High-pressure non-compliant balloons and ultrahigh-pressure balloons (OPN; SIS Medical) are therapies that have been used over decades, however there is no compelling evidence to support improved procedural and/or clinical outcomes with their use. On the other hand, preclinical data suggest the resultant excessive coronary vessel wall stretch and deep injury are potent stimuli for neointimal hyperplasia2627. Currently, little evidence is available on the impact of IVL therapy on neointimal hyperplasia. It is, however, postulated that due to a low balloon inflation pressure of 4 atm, there would be less barotrauma to the vessel wall and potentially less neointimal hyperplasia. Also, IVL differentially fractures hard calcium layers rather than affecting soft intimal and medial tissues, potentially reducing vessel wall injury13.

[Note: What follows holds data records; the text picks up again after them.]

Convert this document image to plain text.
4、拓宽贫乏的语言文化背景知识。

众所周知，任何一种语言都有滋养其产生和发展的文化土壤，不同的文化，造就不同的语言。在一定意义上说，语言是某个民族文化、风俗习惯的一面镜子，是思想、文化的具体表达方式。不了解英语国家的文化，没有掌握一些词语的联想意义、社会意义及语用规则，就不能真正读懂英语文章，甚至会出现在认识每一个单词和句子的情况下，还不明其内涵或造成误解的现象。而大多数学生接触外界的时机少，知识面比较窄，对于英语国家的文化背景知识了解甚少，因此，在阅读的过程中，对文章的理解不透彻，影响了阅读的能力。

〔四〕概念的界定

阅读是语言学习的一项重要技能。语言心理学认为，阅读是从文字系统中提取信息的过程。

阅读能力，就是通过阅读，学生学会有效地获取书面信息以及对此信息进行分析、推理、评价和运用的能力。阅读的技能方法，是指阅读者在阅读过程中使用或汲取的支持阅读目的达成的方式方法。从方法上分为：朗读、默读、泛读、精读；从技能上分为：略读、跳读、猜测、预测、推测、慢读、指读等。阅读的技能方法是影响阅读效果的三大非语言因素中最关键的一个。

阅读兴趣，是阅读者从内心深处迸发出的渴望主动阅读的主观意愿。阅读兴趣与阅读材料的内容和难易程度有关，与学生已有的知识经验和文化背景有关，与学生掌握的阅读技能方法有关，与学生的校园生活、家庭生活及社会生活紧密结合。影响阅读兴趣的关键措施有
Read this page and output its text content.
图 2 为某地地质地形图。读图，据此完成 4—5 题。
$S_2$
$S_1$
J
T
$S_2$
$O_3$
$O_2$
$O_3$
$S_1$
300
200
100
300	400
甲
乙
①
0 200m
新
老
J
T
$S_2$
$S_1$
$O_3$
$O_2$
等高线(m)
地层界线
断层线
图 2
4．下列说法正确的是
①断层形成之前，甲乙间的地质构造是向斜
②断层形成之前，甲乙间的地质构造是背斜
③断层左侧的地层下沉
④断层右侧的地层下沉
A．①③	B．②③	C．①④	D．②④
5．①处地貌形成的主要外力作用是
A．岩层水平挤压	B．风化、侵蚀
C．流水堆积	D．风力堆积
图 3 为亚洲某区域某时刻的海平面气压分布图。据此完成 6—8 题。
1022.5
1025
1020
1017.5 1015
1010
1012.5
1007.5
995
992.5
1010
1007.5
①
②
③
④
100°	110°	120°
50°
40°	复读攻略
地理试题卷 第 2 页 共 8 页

These findings are representative of a single Australian centre and may not be generalisable to other institutions. This is an observational retrospective study lacking a concurrent control group, and not all variables are considered in the outcomes. Infrequent use of intracoronary imaging to ensure optimal lesion preparation and stent implantation is a disadvantage in our cohort. There is no long-term follow-up for our patients and future studies are required to investigate long-term procedural and clinical outcomes after IVL therapy.
Conclusions
In conclusion, our findings confirm the short-term safety and efficacy of IVL to manage severely calcified coronary lesions in broader clinical scenarios from stable CAD to ACS. Our outcomes are aligned with the current limited clinical trials, such as DISRUPT CAD III. Combination of the IVL Shockwave system with other adjunctive therapies is a viable option in balloon non-dilatable/uncrossable calcific stenosis.
Impact on daily practice
Our results demonstrate real-world short-term safety and efficacy of IVL to manage severely calcified coronary lesions in acute and chronic coronary syndromes. Combination of the IVL Shockwave system with other adjunctive therapies is a viable option in calcific stenoses which are undilatable/uncrossable by balloon. The IVL Shockwave system is easy to use, with less technical complexity and preparation than rotational atherectomy.
Acknowledgements
The authors would like to thank the entire cardiology department staff involved in the care of patients at Fiona Stanley Hospital.
Conflict of interest statement
The authors have no conflicts of interest to declare.